Po pracy z kolegą na Dębowiec a później zjazd do zapory i zrobienie pełnej pętli nad Doliną Wapienicy. Temp w góach 14 st, w mieście 16. Jechało się super. Chyba przekonałem się do mtb ;)
Rano do pracy, nieco ponad 4km i ok 100m przewyższenia ;) Temp 9 stopni, jechało się super, ciepło bo pod górkę.
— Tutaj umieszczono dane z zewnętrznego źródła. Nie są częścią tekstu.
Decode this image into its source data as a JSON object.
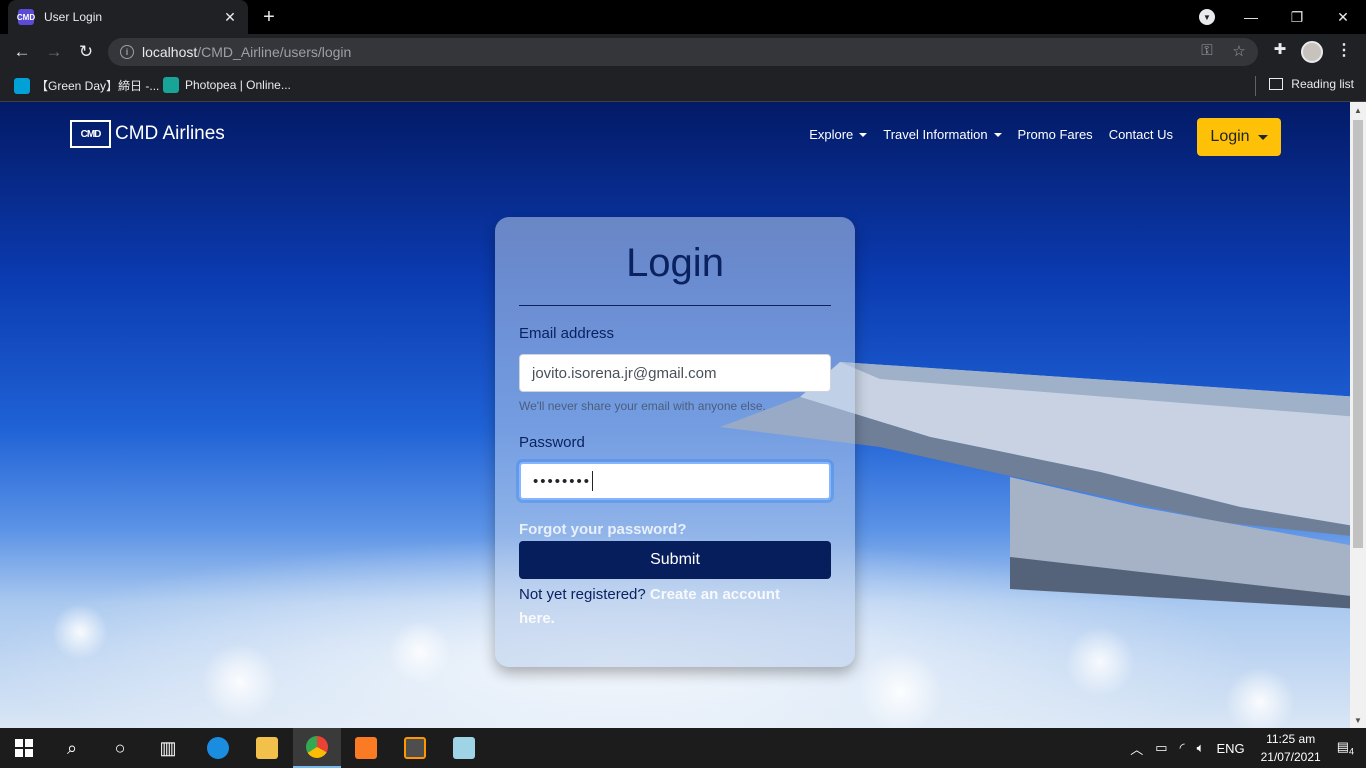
{
  "browser": {
    "tab_title": "User Login",
    "tab_favicon": "CMD",
    "url_host": "localhost",
    "url_path": "/CMD_Airline/users/login",
    "bookmarks": [
      {
        "label": "【Green Day】締日 -..."
      },
      {
        "label": "Photopea | Online..."
      }
    ],
    "reading_list": "Reading list"
  },
  "site": {
    "brand_logo": "CMD",
    "brand_name": "CMD Airlines",
    "nav": {
      "explore": "Explore",
      "travel_info": "Travel Information",
      "promo": "Promo Fares",
      "contact": "Contact Us",
      "login": "Login"
    }
  },
  "login_form": {
    "title": "Login",
    "email_label": "Email address",
    "email_value": "jovito.isorena.jr@gmail.com",
    "email_hint": "We'll never share your email with anyone else.",
    "password_label": "Password",
    "password_value": "••••••••",
    "forgot": "Forgot your password?",
    "submit": "Submit",
    "register_prefix": "Not yet registered? ",
    "register_link": "Create an account here."
  },
  "taskbar": {
    "language": "ENG",
    "time": "11:25 am",
    "date": "21/07/2021",
    "notifications": "4"
  },
  "colors": {
    "accent_yellow": "#ffc107",
    "submit_navy": "#061f5c",
    "title_navy": "#0b2260"
  }
}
Po pracy wybrałem się w teren. Trafiło na Kozią Górę (jutro planowane kolejna wycieczka krajoznawcza). Był to trzeci wyjazd w tym roku. Pierwszy bez podpórki (od zawsze) i pierwszy dojechany na sam szczyt, a nie tylko do schroniska na Stefance.
Jako że jesień pełną gębą - i proszę się nie spierać - wybrałem się na pierwszą posezonową wycieczkę. A raczej takie kręcenie tu i tam, bo wyszedłem o 18:30 (było 15 stopni) a wróciłem przed 20 (ciemno i 13 stopni).
Jeździło się super. Dystans taki sobie, średnia typowo posezonowa - po ostatniej jeździe (chyba za ostro cisnąłem w stosunku do temperatury) się przeziębiłem. Teraz już ok, ale postanowiłem że koniec z szybką jazdą co najmniej do kwietnia/maja ;)
Trasa z dziś - kilka pagórków, w sumie bez najmniejszych problemów. Korciło żeby przycisnąć, ale wolę się oszczędzać. Ot, zdrowie najważniejsze, co nie? ;)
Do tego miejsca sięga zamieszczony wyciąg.